WM Market Reports

Global Wealth Grows; Firms Must Seize Revenue Growth Opportunities - BCG Report

Tom Burroughes Group Editor 11 June 2021

Global Wealth Grows; Firms Must Seize Revenue Growth Opportunities - BCG Report

In one of the main annual wealth management reports, Boston Consulting Group casts its eye on the growth of the sector including metrics such as industry penetration, or "share of wallet".

North America, Asia and Western Europe will continue to be the main drivers of global financial wealth in the next five years, with the total standing at $250 trillion in 2020, according to the annual survey of global trends by Boston Consulting Group. The report also notes that there is still big potential for firms to expand revenues and share of wallet.

Between 2020 and 2025, the three regions will make up 87 per cent of new financial wealth worldwide. Within that figure, $25 trillion will come from North America, $22 trillion from Asia and $10 trillion from Western Europe.

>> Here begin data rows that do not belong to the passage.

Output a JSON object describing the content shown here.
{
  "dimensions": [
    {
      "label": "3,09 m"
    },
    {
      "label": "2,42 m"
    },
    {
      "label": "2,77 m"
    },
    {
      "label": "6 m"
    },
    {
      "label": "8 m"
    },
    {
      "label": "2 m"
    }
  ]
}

Despite this rosy scenario, in its Global Wealth 2021 report BCG said that wealth managements need to view developments through the lens of revenues, because the picture is more challenging. Today, Asia has low levels of wealth management penetration (aka “share of wallet”). North America dominates, with firms having generated $150 billion of revenues in 2020, makes up almost two-thirds (64 per cent) of the global total ($235 billion). Western European firms stood in second place (18 per cent of revenues), and Asia lagged, at 12 per cent, or $28 billion.

When measuring how much wealth managers oversee as a share of potential business in a region, the report said that West European firms have the biggest penetration, at 63 per cent; Latin American firms have 58 per cent and Eastern Europe and Central Asian firms have 47 per cent. North American firms have a 44 per cent share of wallet, while Asia (excluding Japan) had 39 per cent, and Japan has 26 per cent. In the Middle East, the share is 37 per cent. 

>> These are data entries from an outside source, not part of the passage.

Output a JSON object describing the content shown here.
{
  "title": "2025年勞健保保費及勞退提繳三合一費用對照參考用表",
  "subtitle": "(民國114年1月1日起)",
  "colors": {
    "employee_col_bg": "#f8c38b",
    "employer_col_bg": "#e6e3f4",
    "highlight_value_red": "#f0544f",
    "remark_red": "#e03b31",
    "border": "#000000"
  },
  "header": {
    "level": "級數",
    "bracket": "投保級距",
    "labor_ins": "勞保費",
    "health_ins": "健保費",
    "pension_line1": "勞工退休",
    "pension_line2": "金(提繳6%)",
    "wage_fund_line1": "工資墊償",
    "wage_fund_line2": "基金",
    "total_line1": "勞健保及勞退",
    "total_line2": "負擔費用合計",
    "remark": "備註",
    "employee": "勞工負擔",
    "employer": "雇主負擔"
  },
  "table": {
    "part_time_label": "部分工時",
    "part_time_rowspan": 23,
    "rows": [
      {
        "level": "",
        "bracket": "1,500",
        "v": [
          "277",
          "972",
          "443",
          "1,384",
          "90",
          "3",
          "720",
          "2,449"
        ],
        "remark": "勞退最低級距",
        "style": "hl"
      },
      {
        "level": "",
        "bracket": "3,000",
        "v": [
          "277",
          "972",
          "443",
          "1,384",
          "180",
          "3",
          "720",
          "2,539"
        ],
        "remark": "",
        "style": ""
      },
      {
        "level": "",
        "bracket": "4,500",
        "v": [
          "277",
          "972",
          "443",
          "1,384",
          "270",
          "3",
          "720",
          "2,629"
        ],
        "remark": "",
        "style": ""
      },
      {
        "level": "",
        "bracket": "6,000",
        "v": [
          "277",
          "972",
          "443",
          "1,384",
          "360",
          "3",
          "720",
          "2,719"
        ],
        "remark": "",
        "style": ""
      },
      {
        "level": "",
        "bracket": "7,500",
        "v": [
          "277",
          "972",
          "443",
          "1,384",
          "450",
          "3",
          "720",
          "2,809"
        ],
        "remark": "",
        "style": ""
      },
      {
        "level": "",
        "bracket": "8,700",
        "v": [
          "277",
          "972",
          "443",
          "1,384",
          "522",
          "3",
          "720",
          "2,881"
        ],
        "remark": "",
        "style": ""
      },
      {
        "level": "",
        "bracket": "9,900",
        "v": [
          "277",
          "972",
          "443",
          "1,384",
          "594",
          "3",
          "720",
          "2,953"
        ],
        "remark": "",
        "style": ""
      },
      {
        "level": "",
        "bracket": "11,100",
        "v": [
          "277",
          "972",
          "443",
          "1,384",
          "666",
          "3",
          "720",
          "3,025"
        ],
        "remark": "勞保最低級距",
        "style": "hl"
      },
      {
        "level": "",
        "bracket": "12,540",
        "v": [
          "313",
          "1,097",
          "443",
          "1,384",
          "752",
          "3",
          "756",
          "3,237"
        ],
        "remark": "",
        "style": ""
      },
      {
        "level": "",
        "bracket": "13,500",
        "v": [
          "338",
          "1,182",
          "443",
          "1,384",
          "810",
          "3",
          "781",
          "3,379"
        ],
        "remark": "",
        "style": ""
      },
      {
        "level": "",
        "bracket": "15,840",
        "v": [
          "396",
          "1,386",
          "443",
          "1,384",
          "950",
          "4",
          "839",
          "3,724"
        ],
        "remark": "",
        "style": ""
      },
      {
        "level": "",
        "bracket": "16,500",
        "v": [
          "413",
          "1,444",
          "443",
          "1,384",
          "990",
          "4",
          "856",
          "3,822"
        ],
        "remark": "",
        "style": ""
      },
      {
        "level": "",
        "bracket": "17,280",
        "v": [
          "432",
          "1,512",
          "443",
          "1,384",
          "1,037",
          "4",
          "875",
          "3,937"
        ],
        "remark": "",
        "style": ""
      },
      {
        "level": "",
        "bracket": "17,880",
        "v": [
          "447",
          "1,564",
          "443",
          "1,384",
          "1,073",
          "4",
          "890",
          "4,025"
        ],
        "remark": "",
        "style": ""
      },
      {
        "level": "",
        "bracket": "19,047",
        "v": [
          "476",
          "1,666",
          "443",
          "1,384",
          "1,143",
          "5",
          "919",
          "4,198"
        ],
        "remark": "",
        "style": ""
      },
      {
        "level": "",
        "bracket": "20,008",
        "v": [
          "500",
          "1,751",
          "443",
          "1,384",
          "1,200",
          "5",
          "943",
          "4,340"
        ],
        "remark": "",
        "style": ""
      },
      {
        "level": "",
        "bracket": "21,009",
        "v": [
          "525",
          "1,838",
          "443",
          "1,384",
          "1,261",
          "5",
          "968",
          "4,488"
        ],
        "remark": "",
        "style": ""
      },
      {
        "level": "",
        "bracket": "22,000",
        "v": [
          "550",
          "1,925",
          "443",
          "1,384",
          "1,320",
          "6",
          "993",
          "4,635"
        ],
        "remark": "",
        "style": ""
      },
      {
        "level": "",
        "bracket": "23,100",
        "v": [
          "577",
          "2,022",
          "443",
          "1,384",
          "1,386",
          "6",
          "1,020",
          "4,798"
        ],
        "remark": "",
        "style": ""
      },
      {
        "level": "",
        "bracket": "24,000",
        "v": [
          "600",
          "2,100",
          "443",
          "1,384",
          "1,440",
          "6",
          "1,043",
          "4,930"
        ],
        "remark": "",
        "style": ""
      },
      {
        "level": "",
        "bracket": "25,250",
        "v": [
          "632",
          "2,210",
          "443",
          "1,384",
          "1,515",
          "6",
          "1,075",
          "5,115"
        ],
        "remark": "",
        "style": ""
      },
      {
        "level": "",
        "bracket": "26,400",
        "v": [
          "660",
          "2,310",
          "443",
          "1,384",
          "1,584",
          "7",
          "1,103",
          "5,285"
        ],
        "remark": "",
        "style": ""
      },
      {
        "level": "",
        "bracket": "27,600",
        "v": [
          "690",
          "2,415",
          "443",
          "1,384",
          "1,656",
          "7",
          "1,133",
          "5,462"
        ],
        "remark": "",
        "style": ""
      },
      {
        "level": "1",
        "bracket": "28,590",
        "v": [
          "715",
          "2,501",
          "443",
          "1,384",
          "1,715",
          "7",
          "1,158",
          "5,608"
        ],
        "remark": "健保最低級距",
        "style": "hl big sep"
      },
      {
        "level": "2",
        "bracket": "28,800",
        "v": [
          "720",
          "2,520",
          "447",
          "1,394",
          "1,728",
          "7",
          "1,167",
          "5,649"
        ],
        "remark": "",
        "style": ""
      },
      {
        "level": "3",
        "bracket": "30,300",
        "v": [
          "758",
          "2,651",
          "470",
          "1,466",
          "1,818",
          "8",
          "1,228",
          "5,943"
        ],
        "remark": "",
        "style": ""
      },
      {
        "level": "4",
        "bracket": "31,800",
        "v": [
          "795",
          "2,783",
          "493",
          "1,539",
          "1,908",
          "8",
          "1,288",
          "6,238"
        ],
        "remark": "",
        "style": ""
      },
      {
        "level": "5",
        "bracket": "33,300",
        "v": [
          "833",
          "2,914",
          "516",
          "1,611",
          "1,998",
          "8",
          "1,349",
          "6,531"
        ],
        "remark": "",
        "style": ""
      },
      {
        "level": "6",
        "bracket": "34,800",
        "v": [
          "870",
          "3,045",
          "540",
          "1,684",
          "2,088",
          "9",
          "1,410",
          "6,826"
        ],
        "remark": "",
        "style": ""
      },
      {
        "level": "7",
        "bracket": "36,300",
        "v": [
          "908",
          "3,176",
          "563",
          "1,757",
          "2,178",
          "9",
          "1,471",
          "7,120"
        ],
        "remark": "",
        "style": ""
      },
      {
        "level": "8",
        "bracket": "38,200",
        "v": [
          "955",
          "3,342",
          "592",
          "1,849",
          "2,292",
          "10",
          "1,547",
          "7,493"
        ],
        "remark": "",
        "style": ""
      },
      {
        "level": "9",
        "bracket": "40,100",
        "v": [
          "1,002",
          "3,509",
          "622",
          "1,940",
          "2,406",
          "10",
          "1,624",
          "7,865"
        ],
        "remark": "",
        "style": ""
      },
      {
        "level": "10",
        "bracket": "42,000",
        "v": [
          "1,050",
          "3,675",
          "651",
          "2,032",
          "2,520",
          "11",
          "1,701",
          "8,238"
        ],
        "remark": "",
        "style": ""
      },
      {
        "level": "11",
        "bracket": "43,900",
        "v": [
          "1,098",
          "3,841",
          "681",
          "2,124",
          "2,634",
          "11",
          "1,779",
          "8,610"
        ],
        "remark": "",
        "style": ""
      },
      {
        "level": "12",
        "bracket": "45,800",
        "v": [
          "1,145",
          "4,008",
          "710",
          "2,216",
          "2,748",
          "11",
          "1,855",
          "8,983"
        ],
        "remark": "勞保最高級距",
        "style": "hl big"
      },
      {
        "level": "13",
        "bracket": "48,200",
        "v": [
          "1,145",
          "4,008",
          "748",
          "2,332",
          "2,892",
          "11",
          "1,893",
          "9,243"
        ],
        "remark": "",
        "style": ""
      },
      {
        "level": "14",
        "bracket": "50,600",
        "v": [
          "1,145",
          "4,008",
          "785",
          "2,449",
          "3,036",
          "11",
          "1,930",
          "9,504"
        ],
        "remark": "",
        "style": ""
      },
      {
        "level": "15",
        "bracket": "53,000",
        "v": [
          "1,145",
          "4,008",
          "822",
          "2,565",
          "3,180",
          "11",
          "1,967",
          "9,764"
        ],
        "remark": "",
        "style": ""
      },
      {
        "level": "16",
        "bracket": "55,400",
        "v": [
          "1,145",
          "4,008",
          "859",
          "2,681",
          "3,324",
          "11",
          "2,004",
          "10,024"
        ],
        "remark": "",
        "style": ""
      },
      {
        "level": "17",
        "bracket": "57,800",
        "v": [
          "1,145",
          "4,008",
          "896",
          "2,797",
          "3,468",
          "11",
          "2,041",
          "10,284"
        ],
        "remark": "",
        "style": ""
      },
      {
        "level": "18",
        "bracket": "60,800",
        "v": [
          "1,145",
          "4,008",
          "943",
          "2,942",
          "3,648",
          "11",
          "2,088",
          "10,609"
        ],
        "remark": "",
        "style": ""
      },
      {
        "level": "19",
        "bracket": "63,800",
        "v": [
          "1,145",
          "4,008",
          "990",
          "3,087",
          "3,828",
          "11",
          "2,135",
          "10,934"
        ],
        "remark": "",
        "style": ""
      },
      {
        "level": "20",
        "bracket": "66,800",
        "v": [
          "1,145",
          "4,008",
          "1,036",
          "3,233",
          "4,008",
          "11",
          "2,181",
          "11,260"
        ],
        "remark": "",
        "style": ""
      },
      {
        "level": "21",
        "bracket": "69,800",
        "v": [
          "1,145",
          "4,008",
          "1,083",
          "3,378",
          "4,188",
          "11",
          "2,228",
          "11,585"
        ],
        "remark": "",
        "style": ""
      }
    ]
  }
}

Among the various takeaways of the report is a focus on “real assets” (real estate, businesses, etc). The report said financial wealth accounted for $250 trillion (52 per cent) of global wealth in 2020. But real assets effectively doubled the size of the pool.

Led primarily by real estate ownership, these assets generated $235 trillion, or 48 per cent of total global wealth.

Asia (excluding Japan) has the largest concentration of wealth in real assets, comprising 64 per cent of the regional total ($84 trillion), followed by Western Europe (55 per cent, $64 trillion). In North America, real assets account for just 28 per cent of the region’s wealth, with the remaining 72 per cent, or $111 trillion, in financial assets.

BCG noted that real assets tend to make up the preponderance of overall wealth (63 per cent) in growth markets. The reverse is true in mature markets. There, financial assets are responsible for a larger share of wealth (59 per cent). The report said that this is due to several factors: mature countries have well-established financial markets that are easier for individuals to access; they also have stable currencies that encourage wealthy people to maintain holdings in cash, deposits, securities, and other liquid assets.